Kitabın üçüncü bölümünde ise Pekcan, Çin’in ABD ile olan ilişkilerini ele almıştır. Çin-ABD ilişkilerinin tarihsel gelişiminden bahsederek bölüme giriş yapan yazar; iki ülke arasındaki ilişkileri “İlişkilerde İlk Yıllar (1949-1969)”, “İki Ülke Arası Yakınlaşma Dönemi (1969-1979)”, “Diplomatik İlişkilerin Kurulmasından Tiananmen Olaylarına Kadar Olan Dönem (1979-1989)”, “1989-2003 Arası Dönemde İkili İlişkilerin Gelişimi”, “İlişkilerin Bozulması (1989-2001)”, “11 Eylül Sonrası İki Ülke Arasında Normalleşme Çabaları (2001-2003)”, “2003-2013 Arası Çin-ABD İlişkileri” ve “2013’ten Günümüze Çin-ABD İlişkileri” olmak üzere sekiz alt başlığa bölmüştür. Yazar, bir önceki bölümün aksine, Çin-ABD ilişkilerini liderler bazında değil; yıllara bölerek incelenmiştir. Tarihsel sürece ek olarak Pekcan, bölümdeki her alt başlık içerisinde, ilgili dönemdeki diplomatik ve ekonomik ilişkilerin hangi yönde seyrettiğini okuyucuya aktarmayı ihmal etmemiştir. Bölümün sonunda Pekcan, günümüz uluslararası siyasetinin mühim konularından biri olan ticaret savaşlarına da ayrı bir parantez açmıştır.

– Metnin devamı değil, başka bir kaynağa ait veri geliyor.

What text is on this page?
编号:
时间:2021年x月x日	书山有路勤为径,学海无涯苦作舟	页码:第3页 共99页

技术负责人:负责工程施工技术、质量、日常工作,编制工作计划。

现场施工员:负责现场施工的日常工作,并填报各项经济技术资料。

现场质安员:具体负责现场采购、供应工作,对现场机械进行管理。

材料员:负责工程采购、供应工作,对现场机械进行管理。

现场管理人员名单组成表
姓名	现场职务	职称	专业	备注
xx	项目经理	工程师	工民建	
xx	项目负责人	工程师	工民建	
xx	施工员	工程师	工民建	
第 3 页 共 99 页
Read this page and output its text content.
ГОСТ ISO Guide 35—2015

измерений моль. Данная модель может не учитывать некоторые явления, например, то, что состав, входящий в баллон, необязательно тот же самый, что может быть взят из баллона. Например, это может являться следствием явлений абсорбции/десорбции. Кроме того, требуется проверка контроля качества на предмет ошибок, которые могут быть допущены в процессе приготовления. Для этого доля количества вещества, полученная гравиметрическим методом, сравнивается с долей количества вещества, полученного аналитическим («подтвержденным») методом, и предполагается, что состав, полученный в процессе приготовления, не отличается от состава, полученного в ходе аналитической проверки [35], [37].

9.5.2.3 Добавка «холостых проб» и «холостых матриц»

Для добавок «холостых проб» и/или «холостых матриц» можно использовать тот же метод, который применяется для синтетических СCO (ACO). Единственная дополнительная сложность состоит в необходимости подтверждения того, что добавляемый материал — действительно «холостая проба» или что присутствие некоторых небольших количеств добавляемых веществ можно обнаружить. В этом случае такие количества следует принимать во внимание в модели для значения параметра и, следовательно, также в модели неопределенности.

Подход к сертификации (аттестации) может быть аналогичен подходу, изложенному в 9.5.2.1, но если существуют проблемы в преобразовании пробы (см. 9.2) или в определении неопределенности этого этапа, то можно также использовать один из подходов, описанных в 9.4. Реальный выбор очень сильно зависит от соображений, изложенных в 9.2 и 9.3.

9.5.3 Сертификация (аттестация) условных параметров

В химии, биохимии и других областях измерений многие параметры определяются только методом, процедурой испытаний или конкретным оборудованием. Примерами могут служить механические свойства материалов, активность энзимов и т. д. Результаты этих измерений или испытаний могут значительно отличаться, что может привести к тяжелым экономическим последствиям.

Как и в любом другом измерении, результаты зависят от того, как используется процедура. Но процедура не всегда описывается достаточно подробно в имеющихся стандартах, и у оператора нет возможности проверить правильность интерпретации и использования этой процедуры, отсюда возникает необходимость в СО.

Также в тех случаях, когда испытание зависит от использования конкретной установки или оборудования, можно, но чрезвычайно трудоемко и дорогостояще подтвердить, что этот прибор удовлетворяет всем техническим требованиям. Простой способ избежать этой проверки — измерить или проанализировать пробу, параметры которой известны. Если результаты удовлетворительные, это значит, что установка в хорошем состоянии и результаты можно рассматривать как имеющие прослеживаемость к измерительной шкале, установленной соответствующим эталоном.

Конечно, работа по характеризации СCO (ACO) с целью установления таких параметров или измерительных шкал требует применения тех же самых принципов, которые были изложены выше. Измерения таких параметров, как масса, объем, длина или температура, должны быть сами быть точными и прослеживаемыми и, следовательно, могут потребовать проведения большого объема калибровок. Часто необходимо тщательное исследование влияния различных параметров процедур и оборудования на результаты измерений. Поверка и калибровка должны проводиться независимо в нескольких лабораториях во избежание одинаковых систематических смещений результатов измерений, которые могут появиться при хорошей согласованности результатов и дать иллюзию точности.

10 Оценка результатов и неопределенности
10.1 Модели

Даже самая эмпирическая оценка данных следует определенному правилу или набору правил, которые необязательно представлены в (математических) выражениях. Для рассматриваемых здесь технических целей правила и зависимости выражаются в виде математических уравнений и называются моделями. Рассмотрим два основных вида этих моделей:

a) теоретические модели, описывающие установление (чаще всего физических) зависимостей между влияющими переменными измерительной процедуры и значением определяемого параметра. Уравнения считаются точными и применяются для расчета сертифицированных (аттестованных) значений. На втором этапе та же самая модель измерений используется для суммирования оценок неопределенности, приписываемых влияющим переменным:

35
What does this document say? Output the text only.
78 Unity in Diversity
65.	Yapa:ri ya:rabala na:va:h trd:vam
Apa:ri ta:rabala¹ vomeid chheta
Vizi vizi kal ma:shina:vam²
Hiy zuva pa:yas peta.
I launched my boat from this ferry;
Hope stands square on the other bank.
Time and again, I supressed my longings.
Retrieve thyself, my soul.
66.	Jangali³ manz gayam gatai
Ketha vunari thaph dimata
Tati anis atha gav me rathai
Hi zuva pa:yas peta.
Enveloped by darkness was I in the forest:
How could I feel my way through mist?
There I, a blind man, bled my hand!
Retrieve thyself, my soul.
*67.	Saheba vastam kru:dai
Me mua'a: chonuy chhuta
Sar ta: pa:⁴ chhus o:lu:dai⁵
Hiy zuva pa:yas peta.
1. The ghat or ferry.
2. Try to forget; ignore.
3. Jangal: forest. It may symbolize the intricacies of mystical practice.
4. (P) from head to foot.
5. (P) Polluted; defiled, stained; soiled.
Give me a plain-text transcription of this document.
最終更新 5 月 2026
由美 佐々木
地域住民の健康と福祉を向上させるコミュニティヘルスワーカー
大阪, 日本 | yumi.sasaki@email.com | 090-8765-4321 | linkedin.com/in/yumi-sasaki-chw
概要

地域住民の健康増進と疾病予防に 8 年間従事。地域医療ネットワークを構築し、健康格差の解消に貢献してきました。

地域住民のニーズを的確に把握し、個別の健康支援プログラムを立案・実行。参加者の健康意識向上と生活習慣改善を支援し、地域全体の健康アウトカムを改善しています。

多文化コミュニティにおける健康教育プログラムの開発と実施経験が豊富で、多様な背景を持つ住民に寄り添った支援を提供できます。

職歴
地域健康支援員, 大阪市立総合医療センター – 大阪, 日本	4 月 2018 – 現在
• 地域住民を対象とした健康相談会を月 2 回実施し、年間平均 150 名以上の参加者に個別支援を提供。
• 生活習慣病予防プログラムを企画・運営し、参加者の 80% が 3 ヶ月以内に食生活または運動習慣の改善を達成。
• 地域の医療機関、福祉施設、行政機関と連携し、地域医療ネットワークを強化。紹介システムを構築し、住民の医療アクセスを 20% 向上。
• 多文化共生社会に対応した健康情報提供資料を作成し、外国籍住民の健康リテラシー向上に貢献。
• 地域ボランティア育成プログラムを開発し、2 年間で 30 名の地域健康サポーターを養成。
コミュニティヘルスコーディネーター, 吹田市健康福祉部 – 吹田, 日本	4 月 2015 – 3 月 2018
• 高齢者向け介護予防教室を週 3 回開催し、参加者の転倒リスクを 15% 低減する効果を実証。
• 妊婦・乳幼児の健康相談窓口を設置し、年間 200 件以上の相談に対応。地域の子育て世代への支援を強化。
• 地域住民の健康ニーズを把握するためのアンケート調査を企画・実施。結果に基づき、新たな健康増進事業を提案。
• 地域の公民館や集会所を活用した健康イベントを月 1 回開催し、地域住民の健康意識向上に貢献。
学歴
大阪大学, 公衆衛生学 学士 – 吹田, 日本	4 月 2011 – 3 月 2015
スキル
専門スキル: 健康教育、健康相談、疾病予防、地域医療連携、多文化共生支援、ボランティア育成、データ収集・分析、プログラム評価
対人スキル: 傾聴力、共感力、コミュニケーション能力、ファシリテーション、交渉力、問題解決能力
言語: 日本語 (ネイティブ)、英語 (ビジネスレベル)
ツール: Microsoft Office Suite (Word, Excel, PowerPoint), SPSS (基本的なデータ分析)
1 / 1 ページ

Dördüncü ve son bölümde Dr. Cemre Pekcan, Çin ile ABD arasındaki temel problemleri irdelemiştir. Bu bağlamda, yazar bölümü altı alt başlığa ayırmıştır. Bu alt başlıklar “Tayvan Sorunu”, “Tibet Sorunu ve Obama’nın Dalai Lama ile Görüşmesi”, “Kuzey Kore Sorunu”, “İran’ın Nükleer Silah Sorunu”, “Wang Lijun ve Chen Guangchen Krizleri” ve “Güney Çin Denizi ve Doğu Çin Denizi Problemleri” olarak sıralanmaktadır. Her ne kadar alt başlıklar Çin’in dış politika ilkelerini ampirik anlamda kavramak ve bilhassa “Tek Çin Politikası” vakalar üzerinden öğrenmek adına önemli olsa da; okuyucuların kitaba getireceği en büyük eleştiri bu bölüm üzerinden olacaktır. Kitabın diğer bölümleriyle kıyaslayacak olursak, bu bölümün diğerlerine nazaran uzunluk açısından orantısız olduğunu söylemek mümkündür. Ayrıca bu alt başlıklarda ekseriyetle sorunların tarihsel geçmişinden bahsedilmiş ve çok az sayıda analize yer verilmiştir. Kitabın ilerleyen baskılarında yazarın bu bölümlerin içeriğini hem nicelik hem de analiz anlamında geliştireceğini tahmin etmek yanlış olmayacaktır.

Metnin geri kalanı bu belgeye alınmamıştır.